Toute infraction à l'alinéa précédent est punie des peines prévues à l'article 458 du Code pénal. Les dispositions du livre premier du Code pénal, y compris le chapitre VII et l'article 85, sont applicables.

§ 19. Sont punis d'un emprisonnement d'un mois à un an et d'une amende d'un euro vingt cents à quatre cent nonante-cinq euros septante-huit cents ou d'une de ces peines seulement ceux qui font obstacle aux vérifications et investigations effectuées par le fonctionnaire en vertu de la présente loi, refusent de lui donner les informations qu'ils sont tenus de fournir en vertu de la présente loi ou lui donnent sciemment des informations inexactes ou incomplètes.

Les dispositions du livre premier du Code pénal sont applicables aux infractions visées au § 1er. Les sociétés sont civilement responsables des amendes auxquelles leurs administrateurs, gérants ou mandataires sont condamnés pour de telles infractions.

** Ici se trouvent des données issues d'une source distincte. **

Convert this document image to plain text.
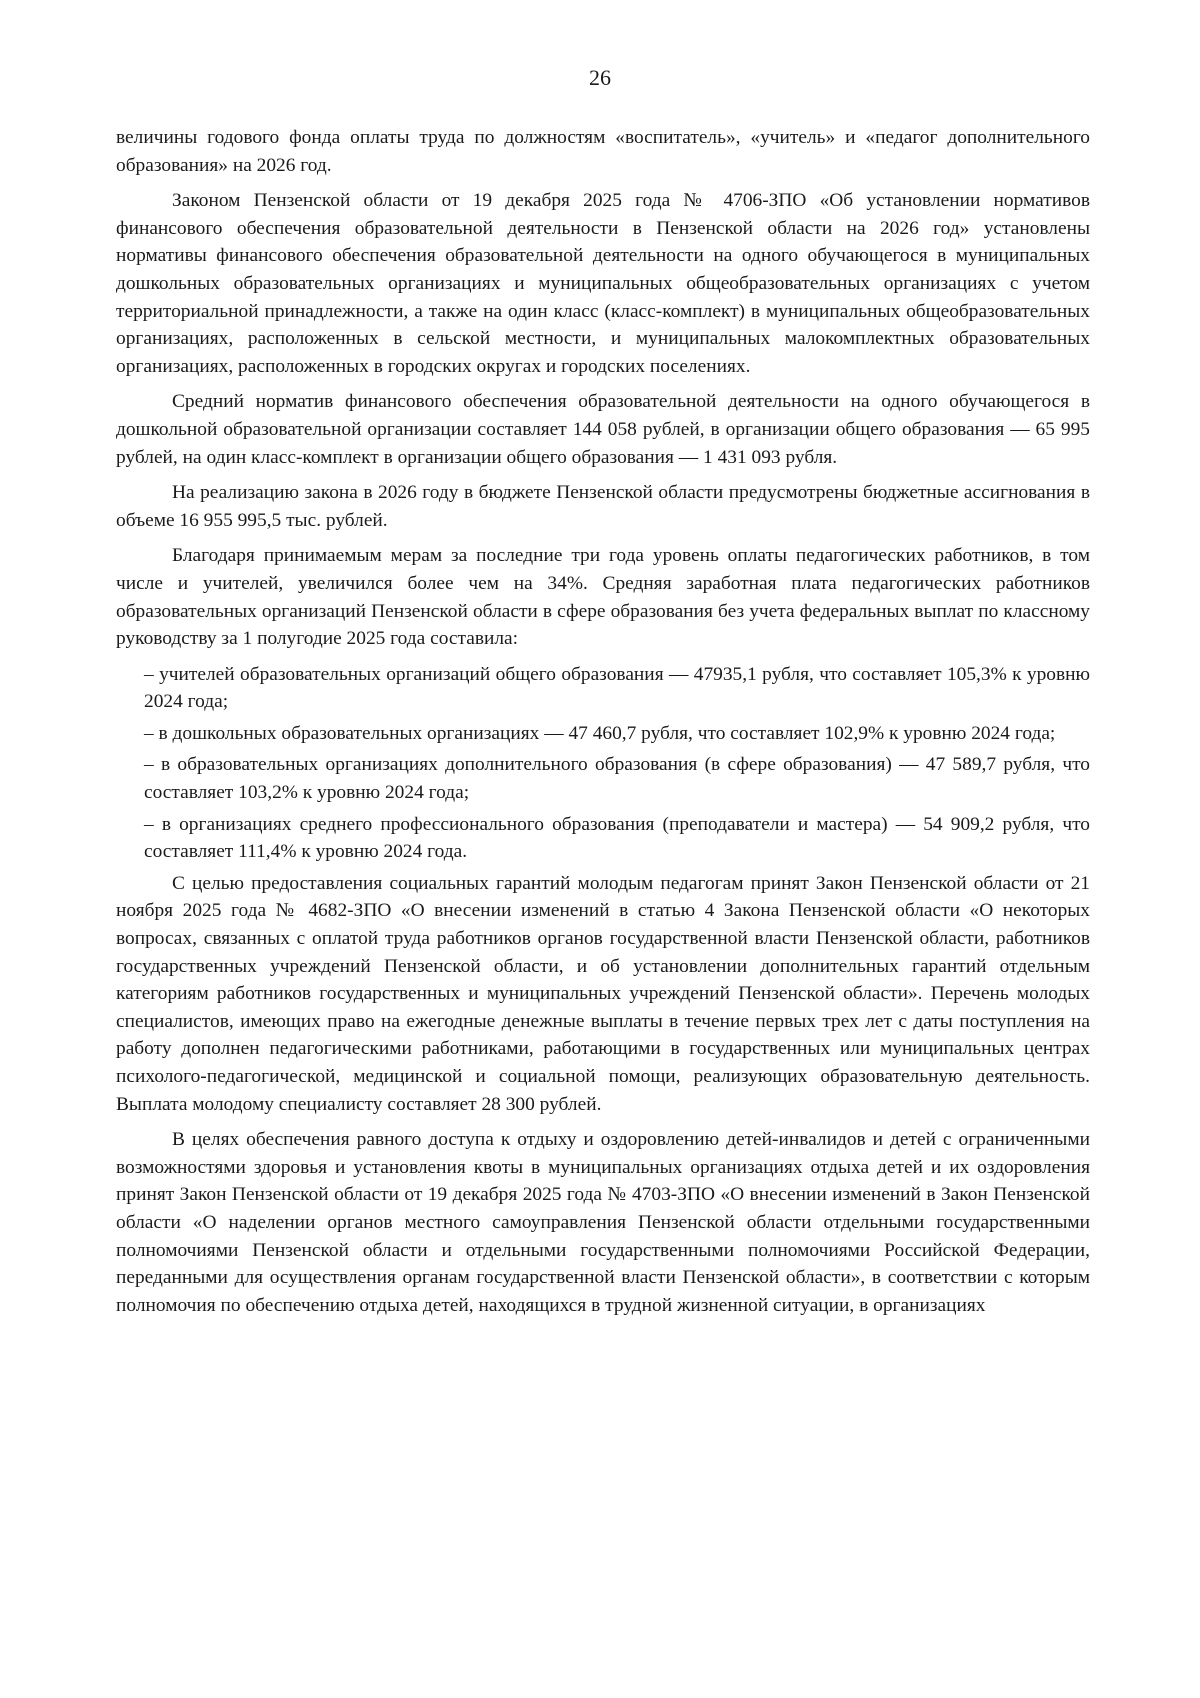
26

величины годового фонда оплаты труда по должностям «воспитатель», «учитель» и «педагог дополнительного образования» на 2026 год.

Законом Пензенской области от 19 декабря 2025 года № 4706-ЗПО «Об установлении нормативов финансового обеспечения образовательной деятельности в Пензенской области на 2026 год» установлены нормативы финансового обеспечения образовательной деятельности на одного обучающегося в муниципальных дошкольных образовательных организациях и муниципальных общеобразовательных организациях с учетом территориальной принадлежности, а также на один класс (класс-комплект) в муниципальных общеобразовательных организациях, расположенных в сельской местности, и муниципальных малокомплектных образовательных организациях, расположенных в городских округах и городских поселениях.

Средний норматив финансового обеспечения образовательной деятельности на одного обучающегося в дошкольной образовательной организации составляет 144 058 рублей, в организации общего образования — 65 995 рублей, на один класс-комплект в организации общего образования — 1 431 093 рубля.

На реализацию закона в 2026 году в бюджете Пензенской области предусмотрены бюджетные ассигнования в объеме 16 955 995,5 тыс. рублей.

Благодаря принимаемым мерам за последние три года уровень оплаты педагогических работников, в том числе и учителей, увеличился более чем на 34%. Средняя заработная плата педагогических работников образовательных организаций Пензенской области в сфере образования без учета федеральных выплат по классному руководству за 1 полугодие 2025 года составила:

– учителей образовательных организаций общего образования — 47935,1 рубля, что составляет 105,3% к уровню 2024 года;

– в дошкольных образовательных организациях — 47 460,7 рубля, что составляет 102,9% к уровню 2024 года;

– в образовательных организациях дополнительного образования (в сфере образования) — 47 589,7 рубля, что составляет 103,2% к уровню 2024 года;

– в организациях среднего профессионального образования (преподаватели и мастера) — 54 909,2 рубля, что составляет 111,4% к уровню 2024 года.

С целью предоставления социальных гарантий молодым педагогам принят Закон Пензенской области от 21 ноября 2025 года № 4682-ЗПО «О внесении изменений в статью 4 Закона Пензенской области «О некоторых вопросах, связанных с оплатой труда работников органов государственной власти Пензенской области, работников государственных учреждений Пензенской области, и об установлении дополнительных гарантий отдельным категориям работников государственных и муниципальных учреждений Пензенской области». Перечень молодых специалистов, имеющих право на ежегодные денежные выплаты в течение первых трех лет с даты поступления на работу дополнен педагогическими работниками, работающими в государственных или муниципальных центрах психолого-педагогической, медицинской и социальной помощи, реализующих образовательную деятельность. Выплата молодому специалисту составляет 28 300 рублей.

В целях обеспечения равного доступа к отдыху и оздоровлению детей-инвалидов и детей с ограниченными возможностями здоровья и установления квоты в муниципальных организациях отдыха детей и их оздоровления принят Закон Пензенской области от 19 декабря 2025 года № 4703-ЗПО «О внесении изменений в Закон Пензенской области «О наделении органов местного самоуправления Пензенской области отдельными государственными полномочиями Пензенской области и отдельными государственными полномочиями Российской Федерации, переданными для осуществления органам государственной власти Пензенской области», в соответствии с которым полномочия по обеспечению отдыха детей, находящихся в трудной жизненной ситуации, в организациях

§ 20. La commission peut enjoindre au débiteur de la taxe ou au tiers de se conformer aux §§ 9 et 11 dans un délai fixé par elle. Si l'intéressé reste en défaut à l'expiration du délai, le fonctionnaire peut, l'intéressé entendu ou dûment convoqué, lui infliger une amende administrative. L'amende s'élève au double de la taxe due conformément au § 3. Elle est recouvrée par le Service public fédéral Finances au profit des tarifs visés à l'article 12 de la loi du 29 avril 1999 relative à l'organisation du marché de l'électricité. ».

Art. 4

Dans le même chapitre V de la loi sur l'électricité, est inséré un article 21quinquies, rédigé comme suit:

« Art 21quinquies. § 1er. Le produit de la taxe perçue en vertu de l'article 21quater est versé par la commission dans un fonds dénommé « , fonds de compensation ». Ce fonds est géré par la commission.

§ 2. Par année civile la moitié des moyens du fonds de compensation est versé au « Fonds pour la réduction du Coût global de l'énergie », créé par le chapitre VIII de la loi-programme du 27 décembre 2005.

§ 3. Par année civile, trois dixièmes des moyens du fonds de compensation sont versés au « Fonds pour le financement de la politique fédérale de réduction des émissions de gaz à effet de serre ». Ces moyens sont investis exclusivement dans des mesures de réduction des émissions de gaz à effet de serre sur le territoire belge.

§ 4. Le solde des moyens du fonds de compensation est destiné d'une part à financer par des aides non récupérables des initiatives favorisant la recherche et le développement permettant d'améliorer les connaissances dont le résultat final peut avoir pour conséquence de permettre à la Belgique de respecter plus facilement ses engagements pris dans le cadre du Protocole de Kyoto par une amélioration de l'efficacité énergétique. »

Art. 5

La présente loi entre en vigueur le jour de sa publication au Moniteur belge.

3 juillet 2008.

José DARAS
Vera DUA.

(1) Bond van Grote en Jonge Gezinnen, Test-Achats, Verbraucherschutzzentrale Ostbelgien, FGTB, Unizo, Union des Classes moyennes.

(2) Contribution of Working Group III to the Fourth Assessment Report of the Intergovernmental Panel on Climate Change, Technical Summary, pages 39 et 90 (2007).

(3) Pour la Belgique, le niveau des émissions de l'« année de référence » désigne la somme des émissions de CO2, CH4, N2O en 1990 et des émissions de HFC, PFC et SF6 en 1995.

(4) Émissions de gaz à effet de serre en Belgique. Tendances, projections, progrès par rapport à l'objectif de Kyoto (2007), Commission nationale Climat.

(5) L'avenir énergétique de la Belgique: y a-t-il de la lumière au bout du tunnel de Kyoto ?, Bureau fédéral du Plan, 27 novembre 2007, http://www.plan.be/press/press_det.php?lang=fr&TM=30&IS=67&KeyPub=603.

(6) La politique climatique post-2012: analyse de scénarios de réductions d'émissions aux horizons 2020 et 2050, Bureau fédéral du Plan, juillet 2006..

(7) Het Klimaatboek, Els Keytsman en Peter Tom Jones, 2007, EPO, blz. 123.

(8) Het Klimaatboek, Els Keytsman en Peter Tom Jones, 2007, EPO, blz. 44.